The island of Crete

Crete is the fifth largest island in the Mediterranean and the largest of the islands forming part of modern Greece. It is relatively long and narrow, stretching for 160 miles (260 km) on its east-west axis and varying in width from 7.5 to 37 miles (12 to 60 km).
Crete is dominated by harsh mountains rising out of the sea. The island’s east-west mountainous range consists of four main groups that rise to the island’s highest point, Mount Ídhi, 8,058 feet (2,456 metres) in elevation. To the west the Levká Óri (“White Mountains”) reach 8,045 feet (2,452 metres), and to the east the Dhíkti Óri extend to 7,047 feet (2,148 metres) in elevation. These mountains rise above the high upland plains of Nída, Omalós, and Lasíthi. The gradually sloping northern coast provides several natural harbours and coastal plains, where such major towns as Chania (Chaníon), Réthimnon (Réthymnon), and Iráklion are located. The Mesará (Mesarás) Plain extends along the south-central part of the island for about 18 miles (29 km) and is Crete’s major expanse of flatlands. Sandy beaches dot the perimeter of the island along the coastline. Crete has six small rivers as well as springs and seasonal watercourses.

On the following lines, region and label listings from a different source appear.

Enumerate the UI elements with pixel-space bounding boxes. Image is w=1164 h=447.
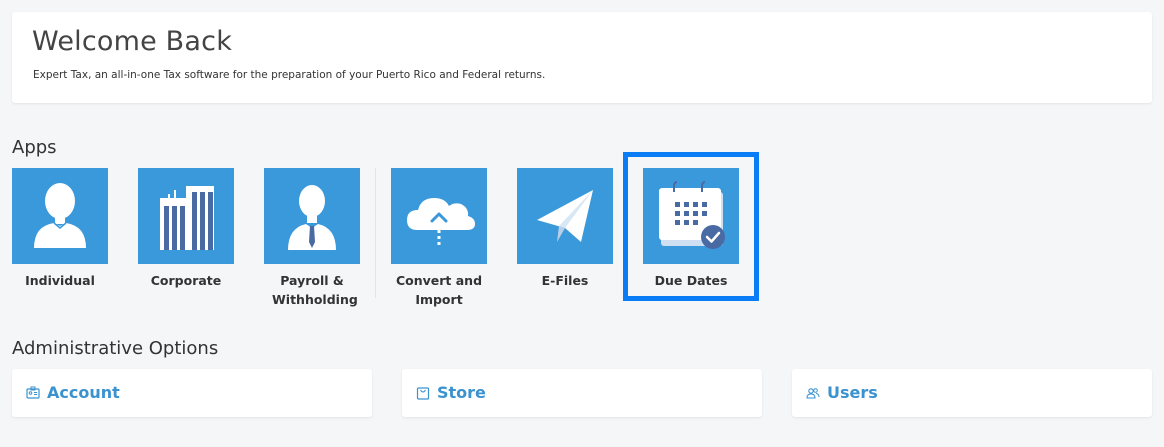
store-card[interactable]: Store xyxy=(402,369,762,417)
apps-heading: Apps xyxy=(12,137,57,158)
buildings-icon xyxy=(138,168,234,264)
app-individual[interactable]: Individual xyxy=(5,168,115,290)
admin-heading: Administrative Options xyxy=(12,338,219,359)
account-card[interactable]: Account xyxy=(12,369,372,417)
welcome-card: Welcome Back Expert Tax, an all-in-one T… xyxy=(12,12,1152,103)
users-link[interactable]: Users xyxy=(827,383,878,402)
account-link[interactable]: Account xyxy=(47,383,120,402)
users-card[interactable]: Users xyxy=(792,369,1152,417)
app-label: Payroll & Withholding xyxy=(272,273,358,307)
app-label: Convert and Import xyxy=(395,273,483,307)
person-tie-icon xyxy=(264,168,360,264)
app-label: Corporate xyxy=(150,273,222,288)
app-corporate[interactable]: Corporate xyxy=(131,168,241,290)
app-label: E-Files xyxy=(541,273,589,288)
cloud-upload-icon xyxy=(391,168,487,264)
person-icon xyxy=(12,168,108,264)
store-link[interactable]: Store xyxy=(437,383,486,402)
app-label: Individual xyxy=(25,273,95,288)
users-icon xyxy=(806,386,820,400)
app-payroll-withholding[interactable]: Payroll & Withholding xyxy=(257,168,367,309)
paper-plane-icon xyxy=(517,168,613,264)
apps-divider xyxy=(375,168,376,298)
id-card-icon xyxy=(26,386,40,400)
app-convert-import[interactable]: Convert and Import xyxy=(384,168,494,309)
welcome-subtitle: Expert Tax, an all-in-one Tax software f… xyxy=(33,69,546,81)
page-title: Welcome Back xyxy=(32,26,233,57)
app-e-files[interactable]: E-Files xyxy=(510,168,620,290)
selected-app-highlight xyxy=(623,152,759,301)
bag-icon xyxy=(416,386,430,400)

A few meters before the Skinakas observatory,1756m.

Mount Idi during January

The Cretan landscape is dominated by characteristic Mediterranean scrub (maquis or garigue). Palm trees flourish on the east coast and in the north, with cedars in the east as well. An array of plant species and flowers thrive in the moderate climate, many of them native to the island. Birds are abundant, and there are some wild animals. The agrími, or wild goat, is found in remote mountainous areas and on offshore islands, where it finds protection in wildlife reserves. Endemic species of wild plants are especially plentiful in and around the gorge of Samariá, one of the national parks of Greece, located in the southern part of the island in Chania region.

The church of Agios Nikolaos in Samaria gorge

Samaria Agios Nikolaos

Sea of Crete (Modern Greek Kritikon Pelagos)

The southern part of the Aegean Sea (an arm of the Mediterranean Sea), lying between the Cyclades (Kikladhes) islands to the north and the island of Crete (Kriti) to the south. It is the deepest section of the Aegean Sea, reaching depths of more than 10,000 feet (3,294 m) east of Cape Sidero (Akra Sidheros) in Eastern Crete. This particular area is also well know for its super strong winds (it is not uncommon to get winds stronger than 100km/hour).